Opinião
Publicada em 14/03/2019 - 03h56min

Epidemia de violência

O atentado à Escola Estadual Raul Brasil, em Suzano, ontem, é mais um triste caso de um tipo de violência que o brasileiro, até há poucos anos, não estava acostumado a ver. Infelizmente, atentados que pareciam vir apenas de fora do país ficam cada vez mais "comuns" por aqui. Apenas recordando alguns episódios recentes, em dezembro do ano passado, um atirador abriu fogo e matou cinco pessoas e deixou outras três feridas, em uma igreja de Campinas. Três meses antes, foi a vez de um aluno de 15 anos atirar e ferir dois colegas em um colégio no Paraná.
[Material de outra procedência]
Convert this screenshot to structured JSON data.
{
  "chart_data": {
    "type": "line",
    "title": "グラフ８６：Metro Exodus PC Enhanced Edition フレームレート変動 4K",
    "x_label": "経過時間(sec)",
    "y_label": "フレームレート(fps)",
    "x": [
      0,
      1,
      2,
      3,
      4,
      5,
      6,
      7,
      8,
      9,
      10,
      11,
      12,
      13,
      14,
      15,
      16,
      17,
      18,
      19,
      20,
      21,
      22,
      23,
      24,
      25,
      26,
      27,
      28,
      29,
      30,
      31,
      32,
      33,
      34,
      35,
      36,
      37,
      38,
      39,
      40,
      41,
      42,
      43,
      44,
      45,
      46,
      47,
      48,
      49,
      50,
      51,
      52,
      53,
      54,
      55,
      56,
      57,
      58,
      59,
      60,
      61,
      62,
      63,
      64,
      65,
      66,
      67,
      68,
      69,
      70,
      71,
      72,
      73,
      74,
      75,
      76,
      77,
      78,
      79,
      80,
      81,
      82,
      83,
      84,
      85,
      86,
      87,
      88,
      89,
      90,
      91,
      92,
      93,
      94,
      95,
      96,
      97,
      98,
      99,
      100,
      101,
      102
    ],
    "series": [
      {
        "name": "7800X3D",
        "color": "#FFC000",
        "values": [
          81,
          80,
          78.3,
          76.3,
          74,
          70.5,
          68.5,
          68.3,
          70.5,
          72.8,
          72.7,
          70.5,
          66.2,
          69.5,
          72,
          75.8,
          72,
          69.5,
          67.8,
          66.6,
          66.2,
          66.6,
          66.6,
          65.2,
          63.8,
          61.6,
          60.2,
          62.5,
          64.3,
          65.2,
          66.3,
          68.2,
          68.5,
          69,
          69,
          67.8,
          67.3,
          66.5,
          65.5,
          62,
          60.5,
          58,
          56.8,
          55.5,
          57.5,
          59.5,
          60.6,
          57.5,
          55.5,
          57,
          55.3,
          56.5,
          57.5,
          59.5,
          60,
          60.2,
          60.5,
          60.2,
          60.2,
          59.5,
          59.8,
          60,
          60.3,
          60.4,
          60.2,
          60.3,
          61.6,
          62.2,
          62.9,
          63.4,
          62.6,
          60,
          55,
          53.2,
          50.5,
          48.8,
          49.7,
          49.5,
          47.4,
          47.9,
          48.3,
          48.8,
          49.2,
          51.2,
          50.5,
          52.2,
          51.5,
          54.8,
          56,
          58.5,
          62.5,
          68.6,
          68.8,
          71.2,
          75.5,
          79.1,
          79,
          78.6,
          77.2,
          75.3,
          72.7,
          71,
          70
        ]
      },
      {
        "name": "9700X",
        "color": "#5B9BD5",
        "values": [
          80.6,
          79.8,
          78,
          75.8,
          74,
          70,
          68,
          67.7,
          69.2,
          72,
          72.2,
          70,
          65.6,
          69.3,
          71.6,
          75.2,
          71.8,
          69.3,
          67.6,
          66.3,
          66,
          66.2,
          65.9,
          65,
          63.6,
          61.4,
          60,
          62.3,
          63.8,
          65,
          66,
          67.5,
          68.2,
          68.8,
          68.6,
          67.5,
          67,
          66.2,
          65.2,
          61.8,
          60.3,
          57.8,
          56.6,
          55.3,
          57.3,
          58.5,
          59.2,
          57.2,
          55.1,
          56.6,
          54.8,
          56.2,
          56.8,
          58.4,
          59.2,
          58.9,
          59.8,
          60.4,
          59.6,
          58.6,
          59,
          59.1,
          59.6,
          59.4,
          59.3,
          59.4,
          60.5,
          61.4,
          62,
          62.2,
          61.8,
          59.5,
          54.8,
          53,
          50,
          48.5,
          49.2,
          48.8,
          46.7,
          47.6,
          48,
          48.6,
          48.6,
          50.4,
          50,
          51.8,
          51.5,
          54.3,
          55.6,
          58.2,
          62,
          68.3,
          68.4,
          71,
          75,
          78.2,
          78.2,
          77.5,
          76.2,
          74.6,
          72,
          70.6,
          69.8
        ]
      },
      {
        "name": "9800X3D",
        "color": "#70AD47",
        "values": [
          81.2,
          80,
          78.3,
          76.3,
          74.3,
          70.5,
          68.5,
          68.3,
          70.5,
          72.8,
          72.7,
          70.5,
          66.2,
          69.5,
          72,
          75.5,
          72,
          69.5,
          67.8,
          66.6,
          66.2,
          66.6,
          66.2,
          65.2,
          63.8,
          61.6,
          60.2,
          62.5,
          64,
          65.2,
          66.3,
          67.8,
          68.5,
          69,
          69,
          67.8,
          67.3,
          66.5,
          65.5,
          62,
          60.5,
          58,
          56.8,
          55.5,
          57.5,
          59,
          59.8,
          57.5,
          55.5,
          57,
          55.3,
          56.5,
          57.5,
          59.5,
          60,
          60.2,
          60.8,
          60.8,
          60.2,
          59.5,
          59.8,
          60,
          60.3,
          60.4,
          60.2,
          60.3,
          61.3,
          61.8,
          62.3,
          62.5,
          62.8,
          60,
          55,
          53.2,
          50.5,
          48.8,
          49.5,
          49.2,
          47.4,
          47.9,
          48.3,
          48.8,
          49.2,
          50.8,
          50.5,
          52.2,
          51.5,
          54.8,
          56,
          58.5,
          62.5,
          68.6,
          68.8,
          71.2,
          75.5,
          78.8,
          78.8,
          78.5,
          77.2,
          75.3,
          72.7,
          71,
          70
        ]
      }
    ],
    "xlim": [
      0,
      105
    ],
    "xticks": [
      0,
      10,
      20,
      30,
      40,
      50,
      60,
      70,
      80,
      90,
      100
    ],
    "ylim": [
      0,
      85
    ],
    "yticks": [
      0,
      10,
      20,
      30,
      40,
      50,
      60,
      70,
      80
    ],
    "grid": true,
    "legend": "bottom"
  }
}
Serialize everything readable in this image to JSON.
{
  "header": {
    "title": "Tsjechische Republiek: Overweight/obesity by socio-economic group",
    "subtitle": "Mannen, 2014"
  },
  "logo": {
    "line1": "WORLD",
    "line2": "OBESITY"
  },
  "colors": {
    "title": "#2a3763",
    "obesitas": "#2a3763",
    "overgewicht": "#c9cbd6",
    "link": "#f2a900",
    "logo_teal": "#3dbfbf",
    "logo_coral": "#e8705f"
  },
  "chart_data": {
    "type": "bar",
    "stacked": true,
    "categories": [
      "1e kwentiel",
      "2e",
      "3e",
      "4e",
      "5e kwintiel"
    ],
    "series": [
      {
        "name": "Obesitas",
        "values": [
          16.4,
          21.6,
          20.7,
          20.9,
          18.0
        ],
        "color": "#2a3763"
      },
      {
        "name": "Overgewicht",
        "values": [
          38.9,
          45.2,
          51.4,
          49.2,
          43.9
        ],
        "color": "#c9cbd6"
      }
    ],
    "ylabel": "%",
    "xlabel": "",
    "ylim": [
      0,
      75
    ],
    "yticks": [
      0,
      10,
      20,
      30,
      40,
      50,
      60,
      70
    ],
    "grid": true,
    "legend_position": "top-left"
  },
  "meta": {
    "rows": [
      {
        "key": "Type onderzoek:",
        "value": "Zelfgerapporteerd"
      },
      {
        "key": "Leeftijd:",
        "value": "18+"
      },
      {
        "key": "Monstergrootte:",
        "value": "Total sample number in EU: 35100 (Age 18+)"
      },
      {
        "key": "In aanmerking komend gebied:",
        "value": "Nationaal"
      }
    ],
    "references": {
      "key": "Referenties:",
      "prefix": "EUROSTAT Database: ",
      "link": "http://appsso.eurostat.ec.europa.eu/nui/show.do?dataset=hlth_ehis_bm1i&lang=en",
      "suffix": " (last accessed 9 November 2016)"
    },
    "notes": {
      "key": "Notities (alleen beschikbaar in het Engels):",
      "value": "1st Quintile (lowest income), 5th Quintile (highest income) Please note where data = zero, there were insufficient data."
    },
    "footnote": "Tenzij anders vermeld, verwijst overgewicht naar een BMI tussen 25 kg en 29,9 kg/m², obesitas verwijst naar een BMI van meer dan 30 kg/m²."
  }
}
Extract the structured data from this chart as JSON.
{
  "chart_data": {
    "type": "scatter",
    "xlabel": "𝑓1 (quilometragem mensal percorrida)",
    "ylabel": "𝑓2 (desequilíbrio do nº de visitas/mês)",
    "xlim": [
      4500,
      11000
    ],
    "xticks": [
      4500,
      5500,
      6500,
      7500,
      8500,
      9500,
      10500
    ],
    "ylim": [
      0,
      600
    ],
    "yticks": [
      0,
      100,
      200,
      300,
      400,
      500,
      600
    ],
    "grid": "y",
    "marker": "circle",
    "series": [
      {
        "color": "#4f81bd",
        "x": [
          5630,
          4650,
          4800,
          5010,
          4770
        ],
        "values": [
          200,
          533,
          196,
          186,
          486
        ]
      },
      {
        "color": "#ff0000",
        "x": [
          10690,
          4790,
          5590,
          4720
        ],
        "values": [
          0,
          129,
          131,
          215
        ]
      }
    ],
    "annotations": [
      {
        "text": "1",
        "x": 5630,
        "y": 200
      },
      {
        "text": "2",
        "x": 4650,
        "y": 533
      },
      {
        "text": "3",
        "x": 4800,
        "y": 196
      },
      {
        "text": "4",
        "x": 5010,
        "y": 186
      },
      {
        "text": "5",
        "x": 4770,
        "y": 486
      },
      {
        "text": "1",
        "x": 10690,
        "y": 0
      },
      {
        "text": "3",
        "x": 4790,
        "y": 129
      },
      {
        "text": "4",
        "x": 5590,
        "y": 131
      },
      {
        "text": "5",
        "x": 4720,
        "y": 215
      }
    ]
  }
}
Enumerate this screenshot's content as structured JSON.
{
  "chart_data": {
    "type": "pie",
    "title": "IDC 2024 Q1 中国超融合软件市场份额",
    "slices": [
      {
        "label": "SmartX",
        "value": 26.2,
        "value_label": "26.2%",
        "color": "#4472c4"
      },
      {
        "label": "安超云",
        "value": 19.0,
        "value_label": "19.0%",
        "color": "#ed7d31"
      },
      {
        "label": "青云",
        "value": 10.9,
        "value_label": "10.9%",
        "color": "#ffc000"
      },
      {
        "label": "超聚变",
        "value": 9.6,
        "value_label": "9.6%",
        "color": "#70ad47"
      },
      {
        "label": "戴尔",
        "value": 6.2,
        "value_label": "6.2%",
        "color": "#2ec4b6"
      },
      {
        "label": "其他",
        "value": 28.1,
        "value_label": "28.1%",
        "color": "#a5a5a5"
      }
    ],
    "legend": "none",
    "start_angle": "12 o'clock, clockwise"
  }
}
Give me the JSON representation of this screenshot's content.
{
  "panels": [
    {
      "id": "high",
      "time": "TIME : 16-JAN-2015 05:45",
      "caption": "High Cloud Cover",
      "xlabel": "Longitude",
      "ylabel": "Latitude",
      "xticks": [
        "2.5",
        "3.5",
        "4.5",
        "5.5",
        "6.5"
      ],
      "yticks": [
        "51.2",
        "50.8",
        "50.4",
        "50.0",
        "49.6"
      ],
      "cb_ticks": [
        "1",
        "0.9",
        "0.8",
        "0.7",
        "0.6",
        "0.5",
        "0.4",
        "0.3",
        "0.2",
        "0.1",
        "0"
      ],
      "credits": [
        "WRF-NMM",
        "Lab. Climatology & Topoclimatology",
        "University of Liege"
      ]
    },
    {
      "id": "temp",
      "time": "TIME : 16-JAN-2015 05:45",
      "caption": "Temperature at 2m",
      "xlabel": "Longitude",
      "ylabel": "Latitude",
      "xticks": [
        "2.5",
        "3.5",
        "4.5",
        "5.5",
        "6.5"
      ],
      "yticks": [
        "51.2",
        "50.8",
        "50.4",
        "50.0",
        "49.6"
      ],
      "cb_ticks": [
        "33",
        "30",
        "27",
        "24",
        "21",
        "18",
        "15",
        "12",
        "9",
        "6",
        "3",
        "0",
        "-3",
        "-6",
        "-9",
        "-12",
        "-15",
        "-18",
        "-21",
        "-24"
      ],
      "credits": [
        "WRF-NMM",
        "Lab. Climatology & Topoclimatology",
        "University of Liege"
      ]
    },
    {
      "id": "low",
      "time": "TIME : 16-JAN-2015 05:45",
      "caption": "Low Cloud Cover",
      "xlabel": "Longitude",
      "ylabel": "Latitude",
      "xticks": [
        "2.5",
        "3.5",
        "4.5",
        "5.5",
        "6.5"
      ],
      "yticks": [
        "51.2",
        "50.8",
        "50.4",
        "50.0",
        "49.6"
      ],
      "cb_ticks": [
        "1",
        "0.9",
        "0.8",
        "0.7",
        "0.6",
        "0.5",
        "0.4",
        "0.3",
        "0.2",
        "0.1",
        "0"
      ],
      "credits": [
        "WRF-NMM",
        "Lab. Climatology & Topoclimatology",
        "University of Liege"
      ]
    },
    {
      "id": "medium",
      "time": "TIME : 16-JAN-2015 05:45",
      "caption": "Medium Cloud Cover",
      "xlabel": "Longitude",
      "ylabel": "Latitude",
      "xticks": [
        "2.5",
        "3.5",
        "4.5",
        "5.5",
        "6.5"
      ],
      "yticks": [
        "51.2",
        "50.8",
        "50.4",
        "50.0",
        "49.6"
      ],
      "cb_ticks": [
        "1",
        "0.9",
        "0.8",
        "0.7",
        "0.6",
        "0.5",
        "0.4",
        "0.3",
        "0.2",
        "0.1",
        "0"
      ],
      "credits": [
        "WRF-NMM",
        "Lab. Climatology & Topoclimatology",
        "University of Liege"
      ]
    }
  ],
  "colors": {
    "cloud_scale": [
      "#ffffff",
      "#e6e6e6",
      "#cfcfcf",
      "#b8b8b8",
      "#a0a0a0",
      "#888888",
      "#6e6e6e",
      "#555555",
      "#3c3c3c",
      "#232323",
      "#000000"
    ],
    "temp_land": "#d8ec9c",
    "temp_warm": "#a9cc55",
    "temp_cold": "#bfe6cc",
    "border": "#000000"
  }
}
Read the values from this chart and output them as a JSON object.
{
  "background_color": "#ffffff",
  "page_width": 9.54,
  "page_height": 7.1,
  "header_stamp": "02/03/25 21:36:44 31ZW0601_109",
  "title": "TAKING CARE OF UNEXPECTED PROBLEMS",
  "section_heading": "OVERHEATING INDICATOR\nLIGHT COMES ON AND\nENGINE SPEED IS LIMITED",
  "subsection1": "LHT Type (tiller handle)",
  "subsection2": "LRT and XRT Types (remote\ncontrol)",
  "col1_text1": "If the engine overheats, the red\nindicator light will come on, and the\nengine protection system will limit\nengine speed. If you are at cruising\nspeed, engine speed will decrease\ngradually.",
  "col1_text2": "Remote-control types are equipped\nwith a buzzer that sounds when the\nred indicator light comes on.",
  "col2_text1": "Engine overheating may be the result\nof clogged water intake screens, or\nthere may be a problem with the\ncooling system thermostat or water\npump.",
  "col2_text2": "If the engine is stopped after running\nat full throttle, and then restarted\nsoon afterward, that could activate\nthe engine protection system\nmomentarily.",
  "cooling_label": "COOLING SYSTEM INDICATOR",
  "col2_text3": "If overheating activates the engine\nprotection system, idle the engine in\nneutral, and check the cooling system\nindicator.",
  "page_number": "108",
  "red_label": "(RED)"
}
Isso aponta que não podemos mais pensar em "violência" como um tema inserido apenas no ambiente policial e da criminalidade. Essa epidemia de crueldade já tomou conta de todos os tecidos da sociedade, inclusive o escolar. Por isso, já passou da hora de pensar em como prevenir esses ataques.
A questão da segurança nas escolas é delicada e deve ser estudada caso a caso, mas é certo que alguma providência deve ser tomada para aumentar a sensação de segurança dos alunos e dos diretores e professores que, sob a responsabilidade de tantos adolescentes, vivem cada vez mais aterrorizados pela possibilidade de ataques como o que ocorreu ontem, principalmente devido ao aumento no número de casos semelhantes que já ocorreram no Brasil. Sabemos que não há estrutura suficiente para que sejam criadas bases policiais nas escolas, por isso, ações como aumentar o número de atividades delegadas (quando o policial militar de folga é pago para trabalhar em locais vulneráveis e com maior risco de violência) são tratadas e cobradas com afinco por este jornal. Se essa não for a melhor medida, que outras sejam pensadas e efetivadas. Outra questão importante é aumentar, de uma vez por todas, a fiscalização as redes sociais, que muitas vezes escancaram indícios que são deixados de lado.
Vivemos ontem uma das maiores tragédias já ocorridas no Alto Tietê e mais uma para a conta de 2019 em âmbito nacional. O que nos resta, a curto prazo, é a solidariedade às famílias das vítimas. A longo prazo, a necessidade de medidas preventivas se mostra indispensável.